3. Décoloniser son regard sur soi-même

C’est souvent la partie la plus invisible.

Pose-toi ces questions :

• Ai-je intégré l’idée que “le français est supérieur” ?

• Est-ce que je considère ma culture comme “moins moderne”, “moins sérieuse” ?

• Ai-je honte de mon accent, de mes origines rurales, de mon nom ?

Travail de désaliénation :

• Revaloriser les savoirs locaux (rapport à la terre, au collectif, au temps).

• Refuser l’auto-dérision permanente imposée aux cultures dominées.

• Comprendre que la centralité parisienne n’est pas la norme universelle.

4. Créer plutôt que seulement préserver

La colonisation survit quand une culture est figée.

• Créer en occitan ou à partir de l’occitan :

◦ musique contemporaine,

◦ rap, rock, électro,

◦ littérature actuelle,

◦ memes, vidéos, podcasts.

• Sortir du musée et de la reconstitution.

👉 Une culture vivante n’a pas besoin de permission.

5. S’inscrire dans des collectifs (sans dogmatisme)

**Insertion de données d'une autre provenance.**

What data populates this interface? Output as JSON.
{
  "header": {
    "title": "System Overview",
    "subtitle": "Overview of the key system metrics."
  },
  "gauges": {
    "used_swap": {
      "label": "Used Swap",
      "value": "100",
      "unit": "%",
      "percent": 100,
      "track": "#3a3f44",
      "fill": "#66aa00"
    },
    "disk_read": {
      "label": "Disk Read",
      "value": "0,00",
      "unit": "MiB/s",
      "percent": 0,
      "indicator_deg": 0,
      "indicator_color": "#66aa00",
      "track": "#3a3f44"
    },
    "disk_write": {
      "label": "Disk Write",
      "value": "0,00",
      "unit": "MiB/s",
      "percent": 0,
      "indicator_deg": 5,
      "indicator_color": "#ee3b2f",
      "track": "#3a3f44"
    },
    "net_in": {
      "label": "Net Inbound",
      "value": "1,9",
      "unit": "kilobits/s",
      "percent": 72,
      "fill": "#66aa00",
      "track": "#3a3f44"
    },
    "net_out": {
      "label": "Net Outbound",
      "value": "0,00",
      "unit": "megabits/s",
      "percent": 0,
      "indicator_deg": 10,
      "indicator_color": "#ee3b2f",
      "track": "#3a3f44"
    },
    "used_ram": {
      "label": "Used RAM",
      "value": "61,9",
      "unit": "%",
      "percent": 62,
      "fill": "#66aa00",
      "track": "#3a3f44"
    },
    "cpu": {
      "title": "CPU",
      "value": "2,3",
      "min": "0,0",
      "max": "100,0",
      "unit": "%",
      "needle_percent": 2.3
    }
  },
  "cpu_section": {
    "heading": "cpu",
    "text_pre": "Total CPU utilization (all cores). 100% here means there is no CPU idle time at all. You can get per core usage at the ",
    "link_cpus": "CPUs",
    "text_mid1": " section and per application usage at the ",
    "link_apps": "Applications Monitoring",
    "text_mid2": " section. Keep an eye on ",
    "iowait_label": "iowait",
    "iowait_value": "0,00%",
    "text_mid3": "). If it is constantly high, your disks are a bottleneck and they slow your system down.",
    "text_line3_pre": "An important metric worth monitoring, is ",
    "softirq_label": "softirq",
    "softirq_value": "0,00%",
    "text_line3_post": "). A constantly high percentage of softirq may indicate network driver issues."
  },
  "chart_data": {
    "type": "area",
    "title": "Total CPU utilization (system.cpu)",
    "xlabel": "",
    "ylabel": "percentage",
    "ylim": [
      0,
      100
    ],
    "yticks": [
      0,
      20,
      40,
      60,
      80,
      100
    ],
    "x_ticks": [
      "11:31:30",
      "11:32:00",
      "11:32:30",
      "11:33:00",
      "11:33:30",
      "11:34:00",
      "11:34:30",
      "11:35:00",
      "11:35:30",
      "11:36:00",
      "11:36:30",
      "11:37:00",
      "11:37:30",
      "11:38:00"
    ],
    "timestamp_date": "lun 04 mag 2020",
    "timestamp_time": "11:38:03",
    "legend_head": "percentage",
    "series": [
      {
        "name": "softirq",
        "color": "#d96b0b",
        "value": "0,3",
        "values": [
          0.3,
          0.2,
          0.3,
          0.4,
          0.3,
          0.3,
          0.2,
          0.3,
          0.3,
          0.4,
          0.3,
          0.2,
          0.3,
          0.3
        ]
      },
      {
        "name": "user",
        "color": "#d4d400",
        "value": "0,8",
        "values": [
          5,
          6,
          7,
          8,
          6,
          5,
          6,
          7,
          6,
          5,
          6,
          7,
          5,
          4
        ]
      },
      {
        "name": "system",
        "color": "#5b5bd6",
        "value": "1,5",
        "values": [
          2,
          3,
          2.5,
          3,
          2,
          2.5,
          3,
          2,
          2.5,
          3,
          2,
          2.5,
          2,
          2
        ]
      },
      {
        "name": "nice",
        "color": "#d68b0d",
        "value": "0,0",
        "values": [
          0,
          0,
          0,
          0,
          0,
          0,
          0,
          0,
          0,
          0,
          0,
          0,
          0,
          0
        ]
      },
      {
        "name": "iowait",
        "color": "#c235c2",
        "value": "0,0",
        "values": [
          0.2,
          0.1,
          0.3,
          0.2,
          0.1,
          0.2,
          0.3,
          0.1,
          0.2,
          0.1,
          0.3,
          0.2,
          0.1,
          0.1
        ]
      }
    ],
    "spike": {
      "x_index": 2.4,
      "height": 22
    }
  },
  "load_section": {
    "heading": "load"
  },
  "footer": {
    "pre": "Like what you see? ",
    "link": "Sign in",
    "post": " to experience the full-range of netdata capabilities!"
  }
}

La désaliénation est difficile seul·e.

• Associations culturelles occitanes

• Écoles Calandreta

• Collectifs artistiques ou militants

• Espaces de transmission intergénérationnelle

Mais attention :

• méfiance envers le purisme,

• méfiance envers la nostalgie paralysante,

• méfiance envers le repli identitaire.

👉 Se décoloniser ≠ se fermer

👉 Se décoloniser = se ré-enraciner pour mieux dialoguer

6. Politiser sans réduire

Enfin, pour certain·e·s, il y a une dimension politique :

• Défense des langues minorées

• Décentralisation réelle

• Droits culturels

• Reconnaissance juridique

Mais la désaliénation peut aussi être :

• culturelle,

• artistique,

• éducative,

• intime.

Il n’y a pas une seule voie légitime.

En résumé

Se décoloniser comme Occitan, c’est :

• reprendre conscience,

• retrouver une langue et une mémoire,

• refuser la honte,

• créer du vivant,

• transmettre,

• et choisir soi-même ce que signifie “être d’ici”.